The Hamming distance between two binary sequences can be described in terms of sets of elements, where the presence of that element is a \(1\) and absence is a \(0\). Then \(H(A, B) = |A| + |B| - 2|A \cap B|\), i.e., the total number of \(1\) s minus twice the shared \(1\) s. Given \(q\), our query, and all other samples \(b\), we get \(H(q, b) = |q| + |b| - 2|q \cap b|\) where \(|b| - 2|q \cap b|\) is computed by the second matmul above. The dot product between the query haplotype and the genotype matrix, \(hX\) produces the sum of the intersection between \(q\) and each other haplotype. However, we perform \((1 - 2h)X = 1X - 2hX\) which gives us the sum of each haplotype (i.e., \(|b|\) for each \(b\)) minus twice the intersection. Then we just need to add \(|q|\) (numpy.sum(h)) to get the hamming distance.

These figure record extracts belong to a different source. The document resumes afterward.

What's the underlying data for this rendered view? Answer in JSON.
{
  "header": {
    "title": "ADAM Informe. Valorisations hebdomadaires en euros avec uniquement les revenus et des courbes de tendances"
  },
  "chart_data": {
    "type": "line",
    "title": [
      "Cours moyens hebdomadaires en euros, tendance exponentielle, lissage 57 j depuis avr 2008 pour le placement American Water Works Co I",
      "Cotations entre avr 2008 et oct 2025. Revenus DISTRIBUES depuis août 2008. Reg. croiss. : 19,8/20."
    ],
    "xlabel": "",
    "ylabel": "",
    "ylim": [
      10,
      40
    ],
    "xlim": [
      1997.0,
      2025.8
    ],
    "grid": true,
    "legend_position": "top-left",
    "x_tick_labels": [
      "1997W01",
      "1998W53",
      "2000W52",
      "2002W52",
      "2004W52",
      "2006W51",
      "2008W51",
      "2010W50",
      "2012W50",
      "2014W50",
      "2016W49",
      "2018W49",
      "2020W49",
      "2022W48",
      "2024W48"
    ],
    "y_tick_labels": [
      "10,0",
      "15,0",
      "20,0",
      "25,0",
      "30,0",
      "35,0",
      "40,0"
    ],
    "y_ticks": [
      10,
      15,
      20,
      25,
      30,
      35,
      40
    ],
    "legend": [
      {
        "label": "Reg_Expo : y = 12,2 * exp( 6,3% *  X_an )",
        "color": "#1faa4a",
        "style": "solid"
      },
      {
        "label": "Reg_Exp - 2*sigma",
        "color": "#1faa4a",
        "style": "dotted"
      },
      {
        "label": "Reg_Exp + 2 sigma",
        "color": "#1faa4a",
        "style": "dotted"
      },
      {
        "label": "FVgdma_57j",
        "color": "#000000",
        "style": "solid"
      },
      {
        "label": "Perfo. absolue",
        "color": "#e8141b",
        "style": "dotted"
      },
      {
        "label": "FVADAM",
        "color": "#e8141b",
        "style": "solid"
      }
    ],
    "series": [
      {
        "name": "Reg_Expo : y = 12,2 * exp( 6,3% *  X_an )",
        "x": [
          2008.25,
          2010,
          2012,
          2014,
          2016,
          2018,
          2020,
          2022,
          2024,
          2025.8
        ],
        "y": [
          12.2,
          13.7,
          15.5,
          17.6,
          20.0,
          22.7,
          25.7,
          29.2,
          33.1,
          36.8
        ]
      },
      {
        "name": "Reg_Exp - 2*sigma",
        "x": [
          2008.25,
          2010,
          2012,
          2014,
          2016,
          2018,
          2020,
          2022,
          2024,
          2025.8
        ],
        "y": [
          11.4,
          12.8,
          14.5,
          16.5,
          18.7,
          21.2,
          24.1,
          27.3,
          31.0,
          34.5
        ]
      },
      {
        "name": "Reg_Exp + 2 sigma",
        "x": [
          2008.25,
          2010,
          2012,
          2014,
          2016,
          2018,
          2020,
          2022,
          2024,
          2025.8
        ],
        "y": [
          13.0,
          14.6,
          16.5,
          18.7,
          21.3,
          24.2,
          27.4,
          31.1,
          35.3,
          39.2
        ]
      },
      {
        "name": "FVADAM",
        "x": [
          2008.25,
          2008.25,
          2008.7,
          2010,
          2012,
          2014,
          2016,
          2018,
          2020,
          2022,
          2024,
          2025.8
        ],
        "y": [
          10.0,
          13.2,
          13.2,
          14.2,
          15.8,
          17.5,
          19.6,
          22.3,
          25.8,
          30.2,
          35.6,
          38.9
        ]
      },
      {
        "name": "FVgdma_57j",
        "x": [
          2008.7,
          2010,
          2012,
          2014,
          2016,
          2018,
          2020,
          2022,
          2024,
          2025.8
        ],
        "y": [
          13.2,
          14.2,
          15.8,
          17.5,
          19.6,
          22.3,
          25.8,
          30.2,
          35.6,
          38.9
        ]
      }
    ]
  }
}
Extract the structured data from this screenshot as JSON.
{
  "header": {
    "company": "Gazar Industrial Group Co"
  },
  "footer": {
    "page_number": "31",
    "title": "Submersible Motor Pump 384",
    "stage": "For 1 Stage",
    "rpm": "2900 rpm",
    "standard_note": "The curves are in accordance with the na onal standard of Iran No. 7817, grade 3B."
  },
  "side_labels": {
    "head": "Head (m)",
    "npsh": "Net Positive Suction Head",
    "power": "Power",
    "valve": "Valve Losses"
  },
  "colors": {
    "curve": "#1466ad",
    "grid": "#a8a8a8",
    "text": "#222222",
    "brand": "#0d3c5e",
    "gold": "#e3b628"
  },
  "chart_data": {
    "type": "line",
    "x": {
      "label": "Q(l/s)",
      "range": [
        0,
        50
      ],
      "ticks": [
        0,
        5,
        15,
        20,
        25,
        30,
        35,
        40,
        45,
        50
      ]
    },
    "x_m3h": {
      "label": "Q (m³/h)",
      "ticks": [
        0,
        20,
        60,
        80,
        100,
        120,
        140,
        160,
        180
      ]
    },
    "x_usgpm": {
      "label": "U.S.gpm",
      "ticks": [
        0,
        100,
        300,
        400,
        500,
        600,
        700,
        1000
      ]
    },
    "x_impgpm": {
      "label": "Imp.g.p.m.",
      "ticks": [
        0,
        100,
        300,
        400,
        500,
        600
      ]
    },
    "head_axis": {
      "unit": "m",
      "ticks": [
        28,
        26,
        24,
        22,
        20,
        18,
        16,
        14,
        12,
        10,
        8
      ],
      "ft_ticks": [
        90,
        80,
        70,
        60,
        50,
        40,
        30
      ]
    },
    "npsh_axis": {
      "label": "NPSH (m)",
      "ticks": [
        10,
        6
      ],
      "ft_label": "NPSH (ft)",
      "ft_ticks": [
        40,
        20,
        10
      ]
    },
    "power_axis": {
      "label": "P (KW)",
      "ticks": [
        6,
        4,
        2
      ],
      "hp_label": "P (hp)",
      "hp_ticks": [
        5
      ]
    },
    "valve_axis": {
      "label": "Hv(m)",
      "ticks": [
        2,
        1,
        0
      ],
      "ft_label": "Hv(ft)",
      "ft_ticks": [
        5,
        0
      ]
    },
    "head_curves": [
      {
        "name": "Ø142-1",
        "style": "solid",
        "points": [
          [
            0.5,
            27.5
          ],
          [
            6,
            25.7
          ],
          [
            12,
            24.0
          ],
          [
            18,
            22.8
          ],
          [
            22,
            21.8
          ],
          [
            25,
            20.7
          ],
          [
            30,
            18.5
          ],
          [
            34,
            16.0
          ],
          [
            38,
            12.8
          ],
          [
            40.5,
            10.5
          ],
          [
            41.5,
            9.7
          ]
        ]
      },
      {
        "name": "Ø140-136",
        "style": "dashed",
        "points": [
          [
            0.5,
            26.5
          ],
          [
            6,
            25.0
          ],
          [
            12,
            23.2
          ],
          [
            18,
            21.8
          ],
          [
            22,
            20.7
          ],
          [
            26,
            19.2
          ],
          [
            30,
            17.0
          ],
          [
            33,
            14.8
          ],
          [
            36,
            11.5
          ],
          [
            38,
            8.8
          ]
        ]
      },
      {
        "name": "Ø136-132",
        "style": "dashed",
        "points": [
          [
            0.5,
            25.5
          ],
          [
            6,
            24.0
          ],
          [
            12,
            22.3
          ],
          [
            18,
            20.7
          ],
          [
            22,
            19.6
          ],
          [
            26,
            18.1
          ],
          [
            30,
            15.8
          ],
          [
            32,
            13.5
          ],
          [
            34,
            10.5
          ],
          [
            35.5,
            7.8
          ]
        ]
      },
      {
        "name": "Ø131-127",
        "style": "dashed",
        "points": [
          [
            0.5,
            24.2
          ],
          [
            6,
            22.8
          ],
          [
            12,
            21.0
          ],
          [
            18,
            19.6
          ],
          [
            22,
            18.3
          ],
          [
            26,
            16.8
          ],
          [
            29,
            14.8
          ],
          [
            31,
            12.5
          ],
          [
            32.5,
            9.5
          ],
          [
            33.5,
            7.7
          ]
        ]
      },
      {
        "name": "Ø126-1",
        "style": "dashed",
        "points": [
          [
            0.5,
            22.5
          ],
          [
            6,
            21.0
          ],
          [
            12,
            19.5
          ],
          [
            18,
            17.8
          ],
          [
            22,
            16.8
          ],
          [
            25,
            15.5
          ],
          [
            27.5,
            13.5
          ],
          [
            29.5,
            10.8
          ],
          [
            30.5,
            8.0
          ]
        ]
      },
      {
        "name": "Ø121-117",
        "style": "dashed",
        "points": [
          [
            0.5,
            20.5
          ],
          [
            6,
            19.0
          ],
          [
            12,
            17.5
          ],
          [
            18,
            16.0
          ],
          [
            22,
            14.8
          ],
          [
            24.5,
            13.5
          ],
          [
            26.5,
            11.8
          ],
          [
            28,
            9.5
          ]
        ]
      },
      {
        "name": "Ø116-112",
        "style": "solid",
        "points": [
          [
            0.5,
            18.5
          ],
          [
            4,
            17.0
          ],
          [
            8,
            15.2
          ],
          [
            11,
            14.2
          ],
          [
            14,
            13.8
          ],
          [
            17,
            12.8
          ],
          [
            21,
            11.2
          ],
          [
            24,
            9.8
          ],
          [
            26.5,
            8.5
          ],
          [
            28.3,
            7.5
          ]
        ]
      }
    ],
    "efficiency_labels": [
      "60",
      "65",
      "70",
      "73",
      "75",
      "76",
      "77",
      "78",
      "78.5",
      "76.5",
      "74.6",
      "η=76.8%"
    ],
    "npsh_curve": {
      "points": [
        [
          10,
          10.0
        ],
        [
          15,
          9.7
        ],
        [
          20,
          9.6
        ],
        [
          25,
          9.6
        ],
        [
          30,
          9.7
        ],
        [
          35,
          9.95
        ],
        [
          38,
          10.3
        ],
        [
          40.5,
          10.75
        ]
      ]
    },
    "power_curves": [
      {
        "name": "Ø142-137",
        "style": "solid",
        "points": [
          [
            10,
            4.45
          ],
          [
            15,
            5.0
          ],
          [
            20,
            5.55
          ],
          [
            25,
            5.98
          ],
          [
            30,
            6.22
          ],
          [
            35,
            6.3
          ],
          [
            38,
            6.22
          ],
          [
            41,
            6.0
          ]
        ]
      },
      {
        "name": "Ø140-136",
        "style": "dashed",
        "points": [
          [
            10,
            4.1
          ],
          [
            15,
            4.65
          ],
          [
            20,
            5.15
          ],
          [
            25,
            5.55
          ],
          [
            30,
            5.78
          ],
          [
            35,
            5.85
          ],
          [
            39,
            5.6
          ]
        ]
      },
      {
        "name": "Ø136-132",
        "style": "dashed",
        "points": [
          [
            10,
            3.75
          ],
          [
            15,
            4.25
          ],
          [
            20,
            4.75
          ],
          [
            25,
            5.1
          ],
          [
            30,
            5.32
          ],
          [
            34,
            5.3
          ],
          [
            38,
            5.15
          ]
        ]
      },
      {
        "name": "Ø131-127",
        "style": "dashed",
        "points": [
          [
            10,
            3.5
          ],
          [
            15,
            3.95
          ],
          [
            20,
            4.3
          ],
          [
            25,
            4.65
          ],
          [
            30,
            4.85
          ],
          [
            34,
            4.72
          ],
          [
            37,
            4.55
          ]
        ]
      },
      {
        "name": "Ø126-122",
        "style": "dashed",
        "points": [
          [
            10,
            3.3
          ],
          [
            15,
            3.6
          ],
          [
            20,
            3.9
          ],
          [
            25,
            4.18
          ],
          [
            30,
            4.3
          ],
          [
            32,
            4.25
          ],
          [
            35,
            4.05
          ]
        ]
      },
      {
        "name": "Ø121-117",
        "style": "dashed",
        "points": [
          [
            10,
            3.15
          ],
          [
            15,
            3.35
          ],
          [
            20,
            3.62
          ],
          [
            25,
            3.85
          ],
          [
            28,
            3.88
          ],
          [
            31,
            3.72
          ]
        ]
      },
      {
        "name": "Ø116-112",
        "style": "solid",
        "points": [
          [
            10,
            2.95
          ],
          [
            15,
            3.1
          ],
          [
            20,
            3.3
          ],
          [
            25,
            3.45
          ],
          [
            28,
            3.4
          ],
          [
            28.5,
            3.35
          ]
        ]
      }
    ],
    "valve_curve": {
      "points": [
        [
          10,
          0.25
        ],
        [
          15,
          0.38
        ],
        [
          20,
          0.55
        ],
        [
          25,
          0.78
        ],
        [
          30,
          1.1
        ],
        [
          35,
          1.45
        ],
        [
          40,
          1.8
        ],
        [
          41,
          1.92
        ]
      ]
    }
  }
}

Transformation of the genotype matrix#

The grapp library provides instantiations of scipy.sparse.linalg.LinearOperator that perform matrix multiplication against transformations of the genotype matrix. Some of the more useful ones are:

grapp.linalg.SciPyStdXOperator - the standardized genotype matrix.
grapp.linalg.SciPyStdXTXOperator - the \(M \times M\) covariance matrix based on the standardized genotype matrix.
grapp.linalg.SciPyStdXXTOperator - the \(N \times N\) genetic related matrix (GRM), based on the standardized genotype matrix.

There are unstandardized versions of these operators as well.

Whole genome (all chromosomes)#

The “multi” operators in grapp behave the same way as the other operators, except they operate on a list of GRGs instead of a single one. Typically, a GRG is created for each chromosome, and then whole genome operations use a “multi” operator.